East London Radical History Walk: Sylvia Pankhurst

The Feminist Fightback Walking Tour explores Sylvia Pankhurst and the radical women of East London.

Nicely dressed ladies marching in processions wearing their sashes and asking politely for the vote? Random acts of militancy by mentally disturbed young women – Emily Davies throwing herself in front of the Kings Horse at the Royal Derby Races. And then, the First World War came along, all the women knuckled down working hard for the War effort, and afterwards they were graciously granted the vote by the government and that was the end of that.

So where does Sylvia Pankhurst and the East London Federation of Suffragettes fit into that story?

What is often erased in the public memory of the suffragettes is the fact that they were part of a mass movement – a movement that had been building up for fifty years until it reached a fever pitch in the first decade of the twentieth century. A movement made up of men and women, closely connected with the labour movement and a history of radical working class struggle. The other things that’s often left out of the BBC drama, sanitised version of the suffragettes is that this movement was about revolution – it was not just a single issue campaign for the vote but part of a general move to radically transform not just the roles of men and women but the whole of society.

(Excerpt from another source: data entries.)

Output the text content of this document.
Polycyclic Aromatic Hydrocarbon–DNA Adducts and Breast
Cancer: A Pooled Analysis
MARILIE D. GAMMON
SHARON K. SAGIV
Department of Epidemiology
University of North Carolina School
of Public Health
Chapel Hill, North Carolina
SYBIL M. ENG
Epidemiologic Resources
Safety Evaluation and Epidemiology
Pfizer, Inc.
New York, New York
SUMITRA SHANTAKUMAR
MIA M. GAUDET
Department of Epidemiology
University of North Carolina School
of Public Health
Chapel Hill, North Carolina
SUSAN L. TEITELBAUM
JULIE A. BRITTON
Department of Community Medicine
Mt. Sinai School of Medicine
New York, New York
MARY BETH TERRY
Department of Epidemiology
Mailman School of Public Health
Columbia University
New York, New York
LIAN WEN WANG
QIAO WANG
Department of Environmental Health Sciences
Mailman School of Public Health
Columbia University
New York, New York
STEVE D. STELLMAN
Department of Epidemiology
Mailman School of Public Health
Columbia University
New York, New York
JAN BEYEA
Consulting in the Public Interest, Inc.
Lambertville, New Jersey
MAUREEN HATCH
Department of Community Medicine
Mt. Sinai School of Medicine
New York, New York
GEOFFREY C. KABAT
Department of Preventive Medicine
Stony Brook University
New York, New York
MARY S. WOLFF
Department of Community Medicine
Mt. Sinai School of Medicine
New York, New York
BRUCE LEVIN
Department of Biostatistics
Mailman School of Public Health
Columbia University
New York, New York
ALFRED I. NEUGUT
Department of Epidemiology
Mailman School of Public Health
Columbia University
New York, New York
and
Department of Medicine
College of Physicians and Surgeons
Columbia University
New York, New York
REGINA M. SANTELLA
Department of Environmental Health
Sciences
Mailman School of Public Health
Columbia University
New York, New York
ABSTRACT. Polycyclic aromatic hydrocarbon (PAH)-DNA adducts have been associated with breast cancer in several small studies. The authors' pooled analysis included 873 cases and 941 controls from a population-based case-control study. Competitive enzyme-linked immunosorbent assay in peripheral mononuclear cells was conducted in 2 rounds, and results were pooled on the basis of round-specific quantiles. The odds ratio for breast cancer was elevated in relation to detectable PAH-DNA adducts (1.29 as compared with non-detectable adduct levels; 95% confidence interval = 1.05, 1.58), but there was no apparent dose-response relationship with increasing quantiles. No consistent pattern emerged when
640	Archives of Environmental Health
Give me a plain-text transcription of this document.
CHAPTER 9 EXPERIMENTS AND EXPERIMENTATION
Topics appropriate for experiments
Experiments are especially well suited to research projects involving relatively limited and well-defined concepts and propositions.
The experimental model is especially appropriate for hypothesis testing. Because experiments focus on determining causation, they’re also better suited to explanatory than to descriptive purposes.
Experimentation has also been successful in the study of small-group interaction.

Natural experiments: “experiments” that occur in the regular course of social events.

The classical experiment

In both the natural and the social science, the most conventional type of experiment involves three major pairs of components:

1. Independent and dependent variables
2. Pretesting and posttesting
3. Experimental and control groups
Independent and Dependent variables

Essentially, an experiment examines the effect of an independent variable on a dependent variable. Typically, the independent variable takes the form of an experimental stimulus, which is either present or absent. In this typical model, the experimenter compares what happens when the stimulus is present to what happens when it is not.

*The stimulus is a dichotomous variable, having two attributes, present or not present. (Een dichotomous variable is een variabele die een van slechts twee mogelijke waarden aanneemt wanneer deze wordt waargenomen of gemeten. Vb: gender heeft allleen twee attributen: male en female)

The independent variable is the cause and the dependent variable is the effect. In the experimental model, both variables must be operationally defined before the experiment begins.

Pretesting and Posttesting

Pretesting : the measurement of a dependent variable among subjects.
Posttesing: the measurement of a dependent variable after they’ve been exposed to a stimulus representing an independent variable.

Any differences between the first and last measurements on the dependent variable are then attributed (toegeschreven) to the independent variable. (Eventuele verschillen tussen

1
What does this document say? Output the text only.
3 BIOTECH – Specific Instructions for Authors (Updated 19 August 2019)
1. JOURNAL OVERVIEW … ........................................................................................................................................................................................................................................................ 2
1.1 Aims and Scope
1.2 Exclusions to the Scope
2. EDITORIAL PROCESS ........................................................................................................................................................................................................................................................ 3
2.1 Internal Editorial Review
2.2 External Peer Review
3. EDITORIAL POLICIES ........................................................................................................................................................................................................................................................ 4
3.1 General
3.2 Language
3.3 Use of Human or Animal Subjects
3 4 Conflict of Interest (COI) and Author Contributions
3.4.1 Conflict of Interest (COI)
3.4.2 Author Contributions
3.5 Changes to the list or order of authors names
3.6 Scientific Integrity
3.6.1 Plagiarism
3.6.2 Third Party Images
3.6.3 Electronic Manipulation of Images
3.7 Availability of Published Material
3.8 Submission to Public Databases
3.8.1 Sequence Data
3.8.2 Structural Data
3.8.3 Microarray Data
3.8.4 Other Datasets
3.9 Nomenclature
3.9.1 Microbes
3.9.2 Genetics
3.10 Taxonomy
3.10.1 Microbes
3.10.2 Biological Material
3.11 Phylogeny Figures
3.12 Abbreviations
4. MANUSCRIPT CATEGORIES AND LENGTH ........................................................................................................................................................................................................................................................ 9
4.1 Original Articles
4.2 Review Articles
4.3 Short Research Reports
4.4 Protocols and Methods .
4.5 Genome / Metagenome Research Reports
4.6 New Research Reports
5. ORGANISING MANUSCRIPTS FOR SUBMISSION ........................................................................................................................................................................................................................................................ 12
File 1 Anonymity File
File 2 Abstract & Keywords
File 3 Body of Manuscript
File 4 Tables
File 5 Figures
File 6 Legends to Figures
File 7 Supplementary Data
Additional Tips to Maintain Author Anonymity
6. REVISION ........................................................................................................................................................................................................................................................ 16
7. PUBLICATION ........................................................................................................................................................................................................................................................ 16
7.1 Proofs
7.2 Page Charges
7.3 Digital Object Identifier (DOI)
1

At the forefront of this rich and multifaceted movement was the Women’s Social and Political Union, led by Emmeline Pankhurst and her daughter Christabel. A second daughter, Sylvia was also a leading member of the WSPU. The WSPU had initially been allied to the newly forming Labour Party, and involved significant numbers of working class women and men. Yet by 1913 Emmeline and Christabel were increasingly keen to recruit upper class women to their organisation which they wanted to re-organise along the lines of disciplined army. Sylvia, however, disagreed. She felt that it was more important to continue to try to build a broad and grassroots movement, rooted in working-class struggles against all forms of exploitation. In 1912 she moved to the East End to pursue these aims.